Bir zamanlar bilgin ve şairlerin üye olduğu bir
Suskunlar Meclisi oluşturulmuştu.
Üye sayısı 40 kişiydi ve artırılmıyordu. Üyeliğin
ilk şartı, çok düşünmek az kelimeyle ifade etmekti.
Dönemin meşhur bilgin ve şairlerinden Molla
Câmi, bu meclisin üyeleri arasında yer almayı
arzu ediyordu.
***
Günün birinde meclis üyelerinden birinin
öldüğünü duyunca, boşalan üyeliğe aday olduğunu
bildirmek için, Meclis’in toplantılarının yapıldığı
mekana geldi.
Meclis üyeleri sohbet halindeydi.
Kapıdaki görevliye adını yazarak meclis üyeliğine
talebini içeren bir yazı gönderdi.
Mesajı alan meclis başkanı bu isteği
yardımcılarıyla paylaştığında, kabul
edemeyecekleri için hep birlikte üzüldüler.
Molla Câmi bu meclise gerçekten de layık biriydi
ama ölen üyenin yerine bir üye alınmıştı. Üye
sayısı artırılamazdı.
***
Meclis başkanı cevap olarak, suyla silme dolu bir
bardağı görevliye vererek dışarda haber bekleyen
Molla Câmi'ye götürmesini söyledi.
Zeki alim cevabın ne anlama geldiğini anlamıştı.
Meclis sayısı tamdı, yeni bir üyeye yer yoktu. Bir
su damlası bile bardaktaki suyu taşıracaktı.

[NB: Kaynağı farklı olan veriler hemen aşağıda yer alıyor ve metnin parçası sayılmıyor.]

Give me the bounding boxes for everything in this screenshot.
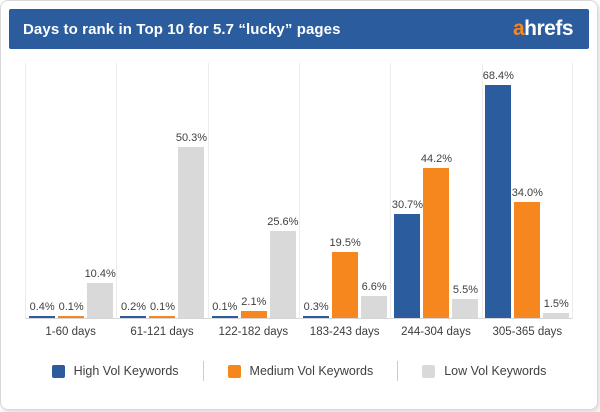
bar-value-label: 34.0% [511,187,543,200]
legend-color-swatch [51,364,65,378]
bar-high-vol-keywords [120,316,147,318]
x-axis-category-label: 1-60 days [45,326,96,338]
bar-low-vol-keywords [543,312,570,318]
bar-low-vol-keywords [361,295,388,318]
category-bars: 30.7% 44.2% 5.5% [390,63,482,319]
chart-area: 0.4% 0.1% 10.4% 1-60 days 0.2% 0.1% 50.3% 61-12… [25,63,573,381]
bar-value-label: 2.1% [241,295,267,308]
bar-value-label: 6.6% [361,280,387,293]
bar-plot: 0.4% 0.1% 10.4% 1-60 days 0.2% 0.1% 50.3% 61-12… [25,63,573,345]
category-bars: 0.3% 19.5% 6.6% [298,63,391,319]
x-axis-category-label: 61-121 days [130,326,194,338]
bar-with-label: 0.1% [149,63,176,318]
category-group: 0.2% 0.1% 50.3% 61-121 days [116,63,208,345]
bar-value-label: 0.3% [303,301,329,313]
category-bars: 0.1% 2.1% 25.6% [207,63,299,319]
bar-value-label: 0.4% [29,301,55,313]
bar-value-label: 25.6% [267,215,299,228]
ahrefs-logo-rest: hrefs [524,17,573,40]
legend-divider [202,361,204,381]
bar-medium-vol-keywords [149,316,176,318]
bar-with-label: 34.0% [511,63,543,318]
legend-item-high-vol-keywords: High Vol Keywords [28,364,203,378]
bar-value-label: 0.1% [212,301,238,313]
bar-high-vol-keywords [303,316,330,318]
bar-with-label: 0.4% [29,63,56,318]
bar-with-label: 6.6% [361,63,388,318]
bar-low-vol-keywords [87,282,114,318]
chart-header: Days to rank in Top 10 for 5.7 “lucky” p… [9,9,589,49]
bar-with-label: 5.5% [452,63,479,318]
category-bars: 0.4% 0.1% 10.4% [25,63,117,319]
bar-with-label: 19.5% [329,63,361,318]
bar-with-label: 10.4% [84,63,116,318]
bar-medium-vol-keywords [240,310,267,318]
x-axis-category-label: 244-304 days [401,326,471,338]
chart-legend: High Vol Keywords Medium Vol Keywords Low … [25,361,573,381]
bar-with-label: 2.1% [240,63,267,318]
ahrefs-logo-accent-letter: a [512,17,525,40]
bar-with-label: 25.6% [267,63,299,318]
bar-high-vol-keywords [394,213,421,318]
chart-title: Days to rank in Top 10 for 5.7 “lucky” p… [23,20,341,38]
bar-low-vol-keywords [452,299,479,318]
bar-high-vol-keywords [29,316,56,318]
legend-label: High Vol Keywords [73,364,179,378]
bar-with-label: 0.2% [120,63,147,318]
legend-label: Low Vol Keywords [444,364,547,378]
bar-with-label: 44.2% [420,63,453,318]
bar-with-label: 30.7% [391,63,424,318]
x-axis-category-label: 305-365 days [492,326,563,338]
bar-value-label: 10.4% [84,267,116,280]
ahrefs-logo: ahrefs [512,17,574,41]
x-axis-category-label: 183-243 days [309,326,380,338]
bar-low-vol-keywords [178,146,205,318]
category-group: 0.4% 0.1% 10.4% 1-60 days [25,63,117,345]
bar-value-label: 0.2% [120,301,147,313]
legend-item-low-vol-keywords: Low Vol Keywords [398,364,570,378]
bar-with-label: 0.1% [211,63,238,318]
legend-color-swatch [227,364,241,378]
legend-label: Medium Vol Keywords [249,364,374,378]
legend-color-swatch [422,364,436,378]
bar-with-label: 68.4% [482,63,514,318]
x-axis-category-label: 122-182 days [218,326,289,338]
category-group: 30.7% 44.2% 5.5% 244-304 days [390,63,482,345]
legend-divider [397,361,399,381]
legend-item-medium-vol-keywords: Medium Vol Keywords [204,364,398,378]
bar-medium-vol-keywords [332,251,359,318]
category-bars: 68.4% 34.0% 1.5% [481,63,573,319]
bar-value-label: 1.5% [543,297,569,310]
category-group: 0.3% 19.5% 6.6% 183-243 days [298,63,391,345]
category-group: 0.1% 2.1% 25.6% 122-182 days [207,63,299,345]
bar-with-label: 0.3% [303,63,330,318]
bar-value-label: 0.1% [58,301,84,313]
bar-medium-vol-keywords [423,167,450,318]
bar-value-label: 30.7% [391,198,424,211]
category-bars: 0.2% 0.1% 50.3% [116,63,208,319]
bar-high-vol-keywords [211,316,238,318]
bar-high-vol-keywords [485,85,512,318]
bar-with-label: 50.3% [175,63,208,318]
bar-value-label: 44.2% [420,152,453,165]
bar-medium-vol-keywords [514,202,541,318]
bar-value-label: 68.4% [482,70,514,83]
bar-value-label: 50.3% [175,131,208,144]
bar-value-label: 19.5% [329,236,361,249]
bar-low-vol-keywords [269,230,296,318]
bar-value-label: 5.5% [452,284,478,297]
bar-medium-vol-keywords [58,316,85,318]
category-group: 68.4% 34.0% 1.5% 305-365 days [481,63,573,345]
bar-with-label: 1.5% [543,63,570,318]
bar-with-label: 0.1% [58,63,85,318]
bar-value-label: 0.1% [149,301,176,313]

Hemen bardaktaki suyun üzerine bahçedeki
gülden kopardığı bir gül yaprağını koyarak
yeniden meclise gönderdi. Gül yaprağı suyu
taşırmadığı gibi bardaktaki suya zarafet katmıştı.
***
Meclisteki üyeler bu kibar cevabın manasını
anlamışlardı. Üye sayısındaki kuralı değiştirip,
Molla Câmi'yi aralarına kabul ettiler. Meclis
Başkanı, Molla Câmi'yi listeye ekleyip,40 sayısının
sağına bir 0 ekleyip 400 yazdı ve yazıyı dışarıda
bekleyen alime gönderdi.
Başkan, Molla'nın katılımıyla Meclisin değerinin
10 kat arttığını, güçlendiklerini ifade ediyordu. Bu
iltifat mütevazı Molla Câmi'yi rahatsız etmişti.
Cevap olarak,40'ın sağındaki 0'ın üstünü çizdi,
sayıyı 040 olarak yazıp, tekrar içeri gönderdi. Bu
mesaj ile kendi şahsına bir ayrımı kabul
etmediğini bir nefer olarak meclisin yapısına
uyacağını ve bardağı taşırmayacağını belirtiyordu.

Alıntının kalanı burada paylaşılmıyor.